Affirm Holdings, Inc.
Extract: Bylaws Amended/Restated (Plain English Desc) from a 8-K on 09/22/2022   Download
SEC Document
SEC Filing
On September 16, 2022, the Board of Directors (the “Board”) of Affirm Holdings, Inc. (the “Company”) approved the Company’s Amended and Restated Bylaws (the “Amended Bylaws”), effective September 16, 2022. The Amended Bylaws incorporate certain amendments to address changes to the Delaware General Corporation Law (“DGCL”), including:
aligning provisions relating to electronic delivery of notices of stockholder meetings and communications regarding adjourned stockholder meetings with the DGCL;
adopting a modified process for making stockholder lists available to stockholders in connection with stockholder meetings, as permitted by the DGCL; and
establishing a modified quorum requirement for Board meetings held during certain emergency conditions, as permitted by the DGCL.

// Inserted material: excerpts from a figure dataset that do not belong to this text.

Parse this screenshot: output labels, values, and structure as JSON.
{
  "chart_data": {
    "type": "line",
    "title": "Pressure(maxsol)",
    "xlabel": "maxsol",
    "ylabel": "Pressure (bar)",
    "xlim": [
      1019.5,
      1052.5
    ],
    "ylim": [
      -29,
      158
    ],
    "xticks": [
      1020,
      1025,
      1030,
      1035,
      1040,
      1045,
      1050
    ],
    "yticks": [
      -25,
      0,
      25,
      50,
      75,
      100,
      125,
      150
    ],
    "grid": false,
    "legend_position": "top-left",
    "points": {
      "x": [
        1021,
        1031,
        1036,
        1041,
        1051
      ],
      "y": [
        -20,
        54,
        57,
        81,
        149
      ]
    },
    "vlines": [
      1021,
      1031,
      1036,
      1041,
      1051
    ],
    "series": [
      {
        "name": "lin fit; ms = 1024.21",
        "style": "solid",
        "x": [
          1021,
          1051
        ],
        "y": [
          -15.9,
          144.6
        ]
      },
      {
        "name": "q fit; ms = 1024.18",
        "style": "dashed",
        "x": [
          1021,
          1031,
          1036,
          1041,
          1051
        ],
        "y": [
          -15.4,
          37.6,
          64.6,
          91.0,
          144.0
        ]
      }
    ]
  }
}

The Amended Bylaws also incorporate certain other amendments, including:
limiting the number of director nominees a stockholder may nominate for election at an annual meeting of stockholders to the number of directors to be elected at that annual meeting;
changing certain provisions relating to stockholder nominees for election as a director in order to align with the universal proxy rules adopted by the Securities and Exchange Commission;
identifying with greater specificity the information about each stockholder nominee for election as a director that must be provided to the Secretary of the Company in connection with such nomination;
clarifying that any stockholder submitting a stockholder proposal under Rule 14a-8 of the the Securities Exchange Act of 1934, as amended (the "Exchange Act"), must appear and present that proposal at the stockholder meeting where the proposal will be considered;
clarifying the conditions under which directors and officers of the Company are entitled to indemnification relating to certain legal proceedings;
clarifying which officers of the Company are entitled to such indemnification; and
expanding the provisions relating to the exclusive forum for certain legal actions to provide that actions brought to enforce any liability or duty created by the Exchange Act must be brought in a federal court located in the State of Delaware.